Presenting staff said the change responds to a recurring problem: under the district’s old 40/60/80 cut scores, early-year benchmarks had only about a 0.5 correlation with AASA outcomes, a level staff called too low to be reliable for progress monitoring. “We worked with our leadership team over the summer to come up with the measures and then also looked at our DNA cut scores,” Presenter (Speaker 1) said, adding the district now seeks at least a 0.6 correlation.

Why it matters: Staff argued a higher correlation will make interim results more representative of where students are likely to land on the state test and make early instructional pivots more effective. Tyson (Speaker 5), who walked the board through a correlation analogy, emphasized that correlation shows a likelihood—not causation—so stronger early alignment allows teachers to set more attainable, measurable short-term goals: “It’s how closely the two things are related,” he said.

What staff presented: The district commissioned Renaissance to analyze about 500 eighth-grade math records and other grade-level data from the May 2025 results, producing renormed cut-score bands that lower early-year thresholds so fewer students appear in the lowest category early in the year.
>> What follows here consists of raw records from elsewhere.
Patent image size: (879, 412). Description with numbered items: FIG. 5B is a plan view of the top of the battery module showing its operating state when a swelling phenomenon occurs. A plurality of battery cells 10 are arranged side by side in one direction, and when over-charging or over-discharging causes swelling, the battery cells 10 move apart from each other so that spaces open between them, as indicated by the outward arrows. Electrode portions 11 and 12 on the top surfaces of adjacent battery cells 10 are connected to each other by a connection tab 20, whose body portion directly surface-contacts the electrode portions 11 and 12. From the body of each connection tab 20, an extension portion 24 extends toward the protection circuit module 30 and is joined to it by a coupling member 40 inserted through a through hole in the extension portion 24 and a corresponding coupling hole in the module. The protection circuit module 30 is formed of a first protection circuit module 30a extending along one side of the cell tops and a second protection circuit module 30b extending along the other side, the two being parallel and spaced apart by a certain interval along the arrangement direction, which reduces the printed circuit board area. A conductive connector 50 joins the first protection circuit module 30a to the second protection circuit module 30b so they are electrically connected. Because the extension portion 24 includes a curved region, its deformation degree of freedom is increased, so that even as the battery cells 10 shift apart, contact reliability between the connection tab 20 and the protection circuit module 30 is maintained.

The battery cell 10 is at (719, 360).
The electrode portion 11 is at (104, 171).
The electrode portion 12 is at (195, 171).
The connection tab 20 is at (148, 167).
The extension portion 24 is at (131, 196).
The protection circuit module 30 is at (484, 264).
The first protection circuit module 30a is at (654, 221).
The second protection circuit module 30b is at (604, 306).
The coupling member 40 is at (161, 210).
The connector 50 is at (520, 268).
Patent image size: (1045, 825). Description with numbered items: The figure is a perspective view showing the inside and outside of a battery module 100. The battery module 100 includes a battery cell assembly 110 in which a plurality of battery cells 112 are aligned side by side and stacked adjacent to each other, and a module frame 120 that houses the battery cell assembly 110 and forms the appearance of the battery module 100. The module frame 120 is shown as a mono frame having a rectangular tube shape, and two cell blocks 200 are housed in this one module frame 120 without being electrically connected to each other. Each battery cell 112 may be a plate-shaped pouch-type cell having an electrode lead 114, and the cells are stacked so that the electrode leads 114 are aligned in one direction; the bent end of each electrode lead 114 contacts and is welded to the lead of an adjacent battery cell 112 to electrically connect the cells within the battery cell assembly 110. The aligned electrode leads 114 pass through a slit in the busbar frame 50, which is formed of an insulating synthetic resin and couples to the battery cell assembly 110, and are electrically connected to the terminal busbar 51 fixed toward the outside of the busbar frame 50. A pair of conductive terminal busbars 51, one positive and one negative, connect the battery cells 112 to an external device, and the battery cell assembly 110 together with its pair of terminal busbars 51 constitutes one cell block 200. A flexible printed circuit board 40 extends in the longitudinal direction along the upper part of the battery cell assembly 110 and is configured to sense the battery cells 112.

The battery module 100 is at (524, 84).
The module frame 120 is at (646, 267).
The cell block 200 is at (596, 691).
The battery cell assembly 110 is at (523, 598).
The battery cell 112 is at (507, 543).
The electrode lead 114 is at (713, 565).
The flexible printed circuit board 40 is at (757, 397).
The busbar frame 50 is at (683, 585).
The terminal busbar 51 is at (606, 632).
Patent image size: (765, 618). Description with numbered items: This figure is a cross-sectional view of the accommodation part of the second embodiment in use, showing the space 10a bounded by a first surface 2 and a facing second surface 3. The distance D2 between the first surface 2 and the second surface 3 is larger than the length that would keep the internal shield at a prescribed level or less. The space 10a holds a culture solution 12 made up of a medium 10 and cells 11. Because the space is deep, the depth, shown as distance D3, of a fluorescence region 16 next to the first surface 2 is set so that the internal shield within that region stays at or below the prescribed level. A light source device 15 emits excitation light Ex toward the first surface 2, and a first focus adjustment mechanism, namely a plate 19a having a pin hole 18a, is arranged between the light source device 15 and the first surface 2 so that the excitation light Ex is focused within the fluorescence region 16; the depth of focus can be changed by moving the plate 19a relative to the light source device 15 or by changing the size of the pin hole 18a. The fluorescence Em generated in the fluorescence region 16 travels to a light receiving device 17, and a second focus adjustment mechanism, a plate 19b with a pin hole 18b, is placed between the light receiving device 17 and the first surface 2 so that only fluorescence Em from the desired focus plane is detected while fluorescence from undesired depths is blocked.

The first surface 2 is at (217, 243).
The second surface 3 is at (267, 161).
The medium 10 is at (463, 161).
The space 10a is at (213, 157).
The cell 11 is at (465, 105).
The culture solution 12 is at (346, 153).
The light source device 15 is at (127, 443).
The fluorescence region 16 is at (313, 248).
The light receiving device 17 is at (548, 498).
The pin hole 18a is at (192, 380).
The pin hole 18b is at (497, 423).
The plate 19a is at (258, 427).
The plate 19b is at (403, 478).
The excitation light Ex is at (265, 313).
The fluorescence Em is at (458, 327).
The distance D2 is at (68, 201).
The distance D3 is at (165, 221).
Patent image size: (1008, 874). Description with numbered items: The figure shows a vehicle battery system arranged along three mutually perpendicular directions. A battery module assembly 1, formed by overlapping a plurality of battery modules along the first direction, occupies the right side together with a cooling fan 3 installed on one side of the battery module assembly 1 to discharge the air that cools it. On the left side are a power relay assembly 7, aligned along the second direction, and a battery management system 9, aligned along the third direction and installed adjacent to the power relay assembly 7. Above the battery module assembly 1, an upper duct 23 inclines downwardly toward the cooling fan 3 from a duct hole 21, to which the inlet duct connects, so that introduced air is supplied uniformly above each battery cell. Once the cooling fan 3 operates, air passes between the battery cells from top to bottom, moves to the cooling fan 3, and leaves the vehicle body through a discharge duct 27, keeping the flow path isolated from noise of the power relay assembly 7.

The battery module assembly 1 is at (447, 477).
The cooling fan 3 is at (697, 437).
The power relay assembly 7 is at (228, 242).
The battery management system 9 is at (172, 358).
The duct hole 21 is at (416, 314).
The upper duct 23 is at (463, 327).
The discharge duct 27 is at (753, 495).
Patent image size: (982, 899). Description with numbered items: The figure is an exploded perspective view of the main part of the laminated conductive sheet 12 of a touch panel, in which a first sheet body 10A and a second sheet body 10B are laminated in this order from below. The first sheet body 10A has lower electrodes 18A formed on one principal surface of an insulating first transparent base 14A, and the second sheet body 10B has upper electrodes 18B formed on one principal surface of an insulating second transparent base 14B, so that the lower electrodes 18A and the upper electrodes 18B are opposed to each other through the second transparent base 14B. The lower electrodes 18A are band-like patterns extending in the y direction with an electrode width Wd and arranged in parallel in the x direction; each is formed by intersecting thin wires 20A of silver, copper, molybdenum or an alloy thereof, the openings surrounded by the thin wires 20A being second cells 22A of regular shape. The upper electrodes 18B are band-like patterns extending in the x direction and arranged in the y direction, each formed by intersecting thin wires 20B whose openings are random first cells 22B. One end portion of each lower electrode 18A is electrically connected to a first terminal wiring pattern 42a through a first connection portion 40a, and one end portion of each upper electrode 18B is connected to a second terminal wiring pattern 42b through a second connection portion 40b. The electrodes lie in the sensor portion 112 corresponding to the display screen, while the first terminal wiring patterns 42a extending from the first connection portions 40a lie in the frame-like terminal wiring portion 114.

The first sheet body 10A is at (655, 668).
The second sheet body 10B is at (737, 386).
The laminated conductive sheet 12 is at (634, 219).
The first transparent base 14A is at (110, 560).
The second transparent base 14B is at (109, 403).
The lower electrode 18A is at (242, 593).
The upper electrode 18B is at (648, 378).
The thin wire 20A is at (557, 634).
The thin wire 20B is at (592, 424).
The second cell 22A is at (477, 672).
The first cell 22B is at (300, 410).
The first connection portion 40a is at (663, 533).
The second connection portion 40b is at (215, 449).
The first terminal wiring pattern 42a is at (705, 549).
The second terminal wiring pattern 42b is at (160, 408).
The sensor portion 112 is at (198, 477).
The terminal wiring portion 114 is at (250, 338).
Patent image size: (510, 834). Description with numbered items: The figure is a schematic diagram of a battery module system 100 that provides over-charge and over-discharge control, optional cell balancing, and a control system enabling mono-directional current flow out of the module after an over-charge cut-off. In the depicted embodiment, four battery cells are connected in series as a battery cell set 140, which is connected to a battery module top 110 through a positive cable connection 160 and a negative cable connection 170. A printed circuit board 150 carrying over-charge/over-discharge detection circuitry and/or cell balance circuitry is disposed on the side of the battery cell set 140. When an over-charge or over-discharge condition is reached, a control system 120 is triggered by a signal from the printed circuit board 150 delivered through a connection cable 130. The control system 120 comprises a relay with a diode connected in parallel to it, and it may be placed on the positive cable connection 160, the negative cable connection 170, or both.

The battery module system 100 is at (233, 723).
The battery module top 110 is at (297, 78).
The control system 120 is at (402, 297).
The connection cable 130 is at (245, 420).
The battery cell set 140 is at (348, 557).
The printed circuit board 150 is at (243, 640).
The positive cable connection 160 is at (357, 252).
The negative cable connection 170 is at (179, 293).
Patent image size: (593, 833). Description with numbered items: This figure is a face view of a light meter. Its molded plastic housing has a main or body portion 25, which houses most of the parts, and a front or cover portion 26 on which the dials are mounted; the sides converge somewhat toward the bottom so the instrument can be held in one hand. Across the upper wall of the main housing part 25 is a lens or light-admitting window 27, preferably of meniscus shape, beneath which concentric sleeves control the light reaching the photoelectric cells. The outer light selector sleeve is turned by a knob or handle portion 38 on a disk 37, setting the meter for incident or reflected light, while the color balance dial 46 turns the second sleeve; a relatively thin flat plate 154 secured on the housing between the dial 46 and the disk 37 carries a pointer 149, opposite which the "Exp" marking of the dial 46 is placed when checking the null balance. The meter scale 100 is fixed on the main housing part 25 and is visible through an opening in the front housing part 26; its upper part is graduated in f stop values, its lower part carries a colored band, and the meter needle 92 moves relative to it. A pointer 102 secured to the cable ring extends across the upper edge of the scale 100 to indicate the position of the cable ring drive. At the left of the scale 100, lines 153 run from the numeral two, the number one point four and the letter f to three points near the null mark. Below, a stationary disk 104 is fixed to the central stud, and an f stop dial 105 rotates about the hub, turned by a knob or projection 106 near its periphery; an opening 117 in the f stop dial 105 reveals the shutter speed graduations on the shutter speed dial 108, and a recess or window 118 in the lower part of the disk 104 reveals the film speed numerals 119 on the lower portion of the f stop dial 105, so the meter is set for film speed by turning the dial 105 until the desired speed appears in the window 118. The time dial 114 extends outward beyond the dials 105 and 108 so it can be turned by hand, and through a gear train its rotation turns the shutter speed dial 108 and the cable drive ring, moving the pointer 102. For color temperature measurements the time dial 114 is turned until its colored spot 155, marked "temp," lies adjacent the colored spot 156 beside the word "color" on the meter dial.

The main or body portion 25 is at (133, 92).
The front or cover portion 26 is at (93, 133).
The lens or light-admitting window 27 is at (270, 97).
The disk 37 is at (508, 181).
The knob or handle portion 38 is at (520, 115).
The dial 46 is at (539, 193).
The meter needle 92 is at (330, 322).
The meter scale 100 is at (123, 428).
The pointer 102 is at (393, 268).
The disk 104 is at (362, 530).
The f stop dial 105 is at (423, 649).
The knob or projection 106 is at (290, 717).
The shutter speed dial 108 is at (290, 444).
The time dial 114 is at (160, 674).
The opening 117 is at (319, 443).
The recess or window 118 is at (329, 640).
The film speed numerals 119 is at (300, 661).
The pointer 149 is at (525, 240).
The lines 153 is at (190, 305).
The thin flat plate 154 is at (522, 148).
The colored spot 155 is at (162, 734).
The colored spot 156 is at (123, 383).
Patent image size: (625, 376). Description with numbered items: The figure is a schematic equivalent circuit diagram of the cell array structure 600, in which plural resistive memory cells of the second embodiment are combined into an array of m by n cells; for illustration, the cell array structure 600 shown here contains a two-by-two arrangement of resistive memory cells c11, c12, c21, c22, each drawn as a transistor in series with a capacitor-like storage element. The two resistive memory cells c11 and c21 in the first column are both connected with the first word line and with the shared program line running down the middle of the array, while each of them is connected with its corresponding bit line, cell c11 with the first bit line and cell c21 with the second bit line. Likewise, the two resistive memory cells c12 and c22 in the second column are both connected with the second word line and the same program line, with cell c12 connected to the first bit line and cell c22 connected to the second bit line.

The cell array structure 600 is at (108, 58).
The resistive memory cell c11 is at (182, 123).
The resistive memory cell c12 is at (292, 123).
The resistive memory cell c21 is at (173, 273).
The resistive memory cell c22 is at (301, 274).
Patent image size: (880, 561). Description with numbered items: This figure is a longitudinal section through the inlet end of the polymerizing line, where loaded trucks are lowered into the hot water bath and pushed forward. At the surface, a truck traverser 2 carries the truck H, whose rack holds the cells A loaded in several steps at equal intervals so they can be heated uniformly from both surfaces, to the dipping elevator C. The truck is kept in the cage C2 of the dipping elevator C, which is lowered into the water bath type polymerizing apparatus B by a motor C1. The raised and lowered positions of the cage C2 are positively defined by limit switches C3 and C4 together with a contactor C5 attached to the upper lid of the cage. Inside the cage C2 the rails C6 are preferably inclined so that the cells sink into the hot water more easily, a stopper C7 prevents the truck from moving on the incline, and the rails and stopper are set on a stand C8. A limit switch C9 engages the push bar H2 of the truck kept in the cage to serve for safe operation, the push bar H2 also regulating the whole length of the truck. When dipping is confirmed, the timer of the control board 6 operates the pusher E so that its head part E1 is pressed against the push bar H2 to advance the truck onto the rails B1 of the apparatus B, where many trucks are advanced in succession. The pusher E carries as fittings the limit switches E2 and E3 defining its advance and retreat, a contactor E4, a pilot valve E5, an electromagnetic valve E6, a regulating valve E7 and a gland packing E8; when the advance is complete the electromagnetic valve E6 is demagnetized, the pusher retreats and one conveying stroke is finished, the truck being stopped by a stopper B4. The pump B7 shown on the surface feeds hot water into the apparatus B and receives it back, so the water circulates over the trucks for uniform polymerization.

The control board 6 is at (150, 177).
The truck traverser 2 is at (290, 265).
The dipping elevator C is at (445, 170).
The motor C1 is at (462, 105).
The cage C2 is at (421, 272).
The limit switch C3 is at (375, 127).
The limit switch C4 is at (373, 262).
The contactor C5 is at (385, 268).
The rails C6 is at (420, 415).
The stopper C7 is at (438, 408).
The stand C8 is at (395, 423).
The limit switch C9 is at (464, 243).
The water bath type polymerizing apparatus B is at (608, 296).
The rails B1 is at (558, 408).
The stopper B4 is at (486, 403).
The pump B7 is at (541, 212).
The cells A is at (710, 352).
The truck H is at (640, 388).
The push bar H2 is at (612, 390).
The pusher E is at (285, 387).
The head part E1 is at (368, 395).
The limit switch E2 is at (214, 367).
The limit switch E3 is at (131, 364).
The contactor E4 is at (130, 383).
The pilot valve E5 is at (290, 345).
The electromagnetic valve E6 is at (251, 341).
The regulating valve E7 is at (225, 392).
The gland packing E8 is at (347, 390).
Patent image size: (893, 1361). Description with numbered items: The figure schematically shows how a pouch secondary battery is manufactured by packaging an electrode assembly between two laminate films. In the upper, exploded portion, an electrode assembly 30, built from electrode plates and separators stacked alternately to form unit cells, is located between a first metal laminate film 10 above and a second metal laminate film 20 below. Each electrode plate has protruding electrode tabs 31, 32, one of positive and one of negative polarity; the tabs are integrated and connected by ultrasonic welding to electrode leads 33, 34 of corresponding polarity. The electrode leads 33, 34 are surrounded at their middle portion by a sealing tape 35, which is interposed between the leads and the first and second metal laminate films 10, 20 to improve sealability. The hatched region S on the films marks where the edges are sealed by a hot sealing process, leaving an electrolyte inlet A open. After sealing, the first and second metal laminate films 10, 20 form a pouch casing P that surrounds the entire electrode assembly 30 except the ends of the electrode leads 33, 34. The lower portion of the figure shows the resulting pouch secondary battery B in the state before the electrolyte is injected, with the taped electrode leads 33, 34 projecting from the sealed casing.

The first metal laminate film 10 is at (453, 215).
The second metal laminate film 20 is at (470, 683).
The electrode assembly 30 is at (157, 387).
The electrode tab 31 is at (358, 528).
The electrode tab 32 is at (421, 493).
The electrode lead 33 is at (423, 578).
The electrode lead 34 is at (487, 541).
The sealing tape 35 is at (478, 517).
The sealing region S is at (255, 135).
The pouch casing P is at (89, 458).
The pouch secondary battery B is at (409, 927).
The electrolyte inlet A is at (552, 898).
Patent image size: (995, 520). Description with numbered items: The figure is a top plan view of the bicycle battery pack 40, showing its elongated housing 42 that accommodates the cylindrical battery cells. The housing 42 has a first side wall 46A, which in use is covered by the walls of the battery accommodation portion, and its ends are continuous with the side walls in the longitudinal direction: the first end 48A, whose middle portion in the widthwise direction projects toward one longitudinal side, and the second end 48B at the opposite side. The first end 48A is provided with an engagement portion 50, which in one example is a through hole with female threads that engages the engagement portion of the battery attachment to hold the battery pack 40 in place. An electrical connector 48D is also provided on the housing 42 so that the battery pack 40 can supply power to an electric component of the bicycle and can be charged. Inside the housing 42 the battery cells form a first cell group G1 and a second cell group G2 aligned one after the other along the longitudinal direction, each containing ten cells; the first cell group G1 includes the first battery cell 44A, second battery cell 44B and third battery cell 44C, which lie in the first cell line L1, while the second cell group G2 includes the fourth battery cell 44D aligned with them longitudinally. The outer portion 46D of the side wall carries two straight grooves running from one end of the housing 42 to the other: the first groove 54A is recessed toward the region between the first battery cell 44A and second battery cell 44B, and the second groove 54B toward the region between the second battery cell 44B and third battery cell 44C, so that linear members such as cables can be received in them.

Staff produced side-by-side visuals showing the old 40/60/80 distribution—what presenters called a “sea of red”—and the renormed distribution that yields more varied categories (yellow/green/blue) and, they said, higher correlations with later AASA scores.

Board and public questions centered on interpretation and communication. Board members asked how an early test percentage (for example, 42% on an early benchmark) should be explained to families; staff urged care in public messaging and recommended visuals that describe the relationship among the district’s interim benchmarks, FastBridge screeners and the AASA. Presenter noted kindergarten remains on FastBridge and cannot be correlated to AASA until an aligned mimic exists, and staff said they will continue to develop communication materials for families.

Next steps and fidelity: Staff said the renormed cut scores and the interim measures that rely on them will be on the agenda for the board’s next regular meeting and recommended several implementation steps—additional practice with more-comprehensive Renaissance items later in the year, teacher-facing test talks, and student-facing progress graphs. The district also plans to re-run Renaissance renorming annually to keep cut scores current.

The board asked staff to plan parent-facing visuals that explain assessment differences and to include sample language for two-way communications before public rollout. The board did not vote on the cut-score changes at the study session; staff said formal adoption will be on the next meeting agenda.